Although HYPE can be compared to tech companies in some aspects, using tech industry valuation multiples would lead to exaggeration and lack practical reference. In contrast, the payment industry's valuation multiples are more conservative and more comparable.
Applying payment industry multiples, HYPE's implied valuation is:
Quarterly Buyback Estimate: $146.4M
Payment Industry Valuation Multiple: 177x
Implied Valuation: $146.4M × 177 = $25.9B
HYPE Price: Around $76 (approximately 72% increase from current $44)
Note: $44 was HYPE's value at the time of this article's publication
This valuation is not only substantial but highly conservative. It is based on a single core metric and deliberately ignores HYPE's multiple other value sources. Why is this valuation considered conservative?
Single Dimension Focus: This model completely disregards HYPE's value premium as a high-performance Layer-1 native token, its role in governance mechanisms, or future staking rewards.
Based on Historical Data: The data used only reflects the past 30 days' performance and does not account for potential future revenue growth or market share expansion's impact on buyback amount.

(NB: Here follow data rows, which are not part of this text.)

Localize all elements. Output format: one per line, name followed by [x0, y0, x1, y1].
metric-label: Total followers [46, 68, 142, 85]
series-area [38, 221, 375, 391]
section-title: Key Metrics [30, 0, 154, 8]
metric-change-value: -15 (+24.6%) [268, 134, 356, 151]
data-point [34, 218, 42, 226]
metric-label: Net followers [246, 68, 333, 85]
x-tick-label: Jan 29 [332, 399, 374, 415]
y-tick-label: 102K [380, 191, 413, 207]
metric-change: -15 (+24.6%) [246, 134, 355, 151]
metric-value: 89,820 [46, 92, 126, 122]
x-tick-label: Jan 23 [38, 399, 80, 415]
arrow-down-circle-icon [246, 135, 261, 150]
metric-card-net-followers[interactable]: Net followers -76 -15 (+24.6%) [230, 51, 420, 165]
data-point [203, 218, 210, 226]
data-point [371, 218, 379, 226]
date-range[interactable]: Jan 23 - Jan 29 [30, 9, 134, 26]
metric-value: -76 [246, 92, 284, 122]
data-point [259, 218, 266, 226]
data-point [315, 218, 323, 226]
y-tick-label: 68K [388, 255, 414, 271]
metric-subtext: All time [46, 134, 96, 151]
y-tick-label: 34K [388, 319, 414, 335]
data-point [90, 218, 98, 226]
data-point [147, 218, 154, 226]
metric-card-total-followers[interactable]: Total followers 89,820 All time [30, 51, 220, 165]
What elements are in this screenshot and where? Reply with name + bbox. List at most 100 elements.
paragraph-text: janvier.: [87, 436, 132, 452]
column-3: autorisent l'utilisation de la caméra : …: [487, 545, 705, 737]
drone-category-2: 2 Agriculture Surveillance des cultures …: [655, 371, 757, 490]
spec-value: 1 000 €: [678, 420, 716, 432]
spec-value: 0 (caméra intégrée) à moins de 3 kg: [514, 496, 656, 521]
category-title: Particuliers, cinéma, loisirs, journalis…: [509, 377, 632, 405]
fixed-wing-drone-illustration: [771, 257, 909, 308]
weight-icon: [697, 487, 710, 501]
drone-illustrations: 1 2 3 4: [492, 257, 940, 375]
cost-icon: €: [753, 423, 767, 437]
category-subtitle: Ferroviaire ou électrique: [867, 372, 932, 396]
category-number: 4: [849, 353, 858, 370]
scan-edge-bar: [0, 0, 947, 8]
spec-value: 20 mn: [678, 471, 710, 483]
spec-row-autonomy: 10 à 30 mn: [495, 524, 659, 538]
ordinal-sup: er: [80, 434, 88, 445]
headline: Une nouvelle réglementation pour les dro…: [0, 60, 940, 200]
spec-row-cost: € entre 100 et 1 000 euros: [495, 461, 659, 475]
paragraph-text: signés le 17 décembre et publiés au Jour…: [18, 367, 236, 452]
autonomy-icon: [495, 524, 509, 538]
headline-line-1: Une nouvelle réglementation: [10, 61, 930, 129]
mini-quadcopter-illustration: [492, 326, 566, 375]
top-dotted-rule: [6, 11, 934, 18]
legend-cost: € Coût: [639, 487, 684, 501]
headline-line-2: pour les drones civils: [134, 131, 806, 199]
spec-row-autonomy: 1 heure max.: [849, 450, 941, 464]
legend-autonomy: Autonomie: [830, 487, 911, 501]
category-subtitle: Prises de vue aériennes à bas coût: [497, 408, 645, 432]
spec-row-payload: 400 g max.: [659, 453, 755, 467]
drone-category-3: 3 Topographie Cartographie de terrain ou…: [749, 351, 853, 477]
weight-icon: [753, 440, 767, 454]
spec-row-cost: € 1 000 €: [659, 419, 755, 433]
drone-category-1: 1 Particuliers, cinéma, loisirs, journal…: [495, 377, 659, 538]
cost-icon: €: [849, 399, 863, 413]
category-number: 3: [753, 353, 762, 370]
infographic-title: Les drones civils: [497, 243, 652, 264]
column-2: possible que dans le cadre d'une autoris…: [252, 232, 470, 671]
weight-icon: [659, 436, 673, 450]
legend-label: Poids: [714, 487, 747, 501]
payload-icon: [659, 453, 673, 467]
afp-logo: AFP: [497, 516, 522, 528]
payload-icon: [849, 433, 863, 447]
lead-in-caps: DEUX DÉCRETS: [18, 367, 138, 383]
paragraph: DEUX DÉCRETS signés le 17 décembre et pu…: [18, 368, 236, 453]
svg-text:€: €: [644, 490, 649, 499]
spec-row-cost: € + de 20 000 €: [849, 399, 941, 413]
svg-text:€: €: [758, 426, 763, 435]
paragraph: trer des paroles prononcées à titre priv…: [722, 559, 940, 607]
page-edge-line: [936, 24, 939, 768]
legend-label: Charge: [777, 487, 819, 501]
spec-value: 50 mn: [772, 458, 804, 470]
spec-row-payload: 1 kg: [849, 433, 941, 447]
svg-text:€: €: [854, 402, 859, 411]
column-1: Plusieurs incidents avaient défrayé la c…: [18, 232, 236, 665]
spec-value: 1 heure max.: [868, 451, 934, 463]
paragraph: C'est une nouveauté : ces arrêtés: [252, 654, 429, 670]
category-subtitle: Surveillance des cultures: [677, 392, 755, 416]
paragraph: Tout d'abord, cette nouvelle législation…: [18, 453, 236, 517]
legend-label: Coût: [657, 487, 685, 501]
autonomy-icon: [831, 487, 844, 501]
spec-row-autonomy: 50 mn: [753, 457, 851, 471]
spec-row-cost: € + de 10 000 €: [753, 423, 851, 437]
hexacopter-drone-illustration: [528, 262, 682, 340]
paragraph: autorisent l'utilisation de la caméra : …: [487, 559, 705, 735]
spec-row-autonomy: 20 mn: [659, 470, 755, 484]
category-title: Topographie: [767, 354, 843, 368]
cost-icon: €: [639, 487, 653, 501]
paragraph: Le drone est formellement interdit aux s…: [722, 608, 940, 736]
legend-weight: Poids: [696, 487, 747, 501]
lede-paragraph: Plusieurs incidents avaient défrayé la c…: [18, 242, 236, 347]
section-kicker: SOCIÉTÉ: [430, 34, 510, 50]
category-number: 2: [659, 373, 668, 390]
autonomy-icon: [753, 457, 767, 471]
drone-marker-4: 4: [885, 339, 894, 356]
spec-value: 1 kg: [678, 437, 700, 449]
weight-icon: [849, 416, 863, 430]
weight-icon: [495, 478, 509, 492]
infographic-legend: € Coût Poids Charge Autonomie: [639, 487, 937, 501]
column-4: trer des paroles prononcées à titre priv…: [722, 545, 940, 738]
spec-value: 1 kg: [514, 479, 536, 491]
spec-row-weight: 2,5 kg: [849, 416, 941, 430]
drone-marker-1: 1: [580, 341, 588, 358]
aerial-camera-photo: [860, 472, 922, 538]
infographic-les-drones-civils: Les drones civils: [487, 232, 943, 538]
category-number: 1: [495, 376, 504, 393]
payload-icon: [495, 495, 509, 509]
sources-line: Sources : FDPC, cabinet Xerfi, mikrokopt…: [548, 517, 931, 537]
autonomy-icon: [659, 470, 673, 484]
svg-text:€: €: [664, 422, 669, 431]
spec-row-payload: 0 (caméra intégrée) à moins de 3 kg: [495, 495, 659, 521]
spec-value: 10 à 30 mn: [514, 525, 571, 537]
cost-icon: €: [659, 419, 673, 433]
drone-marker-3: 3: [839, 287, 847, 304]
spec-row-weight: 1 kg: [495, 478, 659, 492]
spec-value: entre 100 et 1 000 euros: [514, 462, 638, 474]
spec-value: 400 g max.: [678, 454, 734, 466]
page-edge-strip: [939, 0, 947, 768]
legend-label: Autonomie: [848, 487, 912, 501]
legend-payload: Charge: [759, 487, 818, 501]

The model uses the payment industry's average valuation multiple, avoiding the high multiples common in the tech industry, further ensuring the valuation's conservatism.
Summary: Buyback Framework Provides a Clear Valuation "Floor" for HYPE
Although no single method can fully capture a crypto asset's total value, valuing based on strong protocol buybacks and real cash flow provides a data-supported value benchmark for HYPE. As the Hyperliquid ecosystem continues to develop, this valuation "floor" is expected to rise continuously.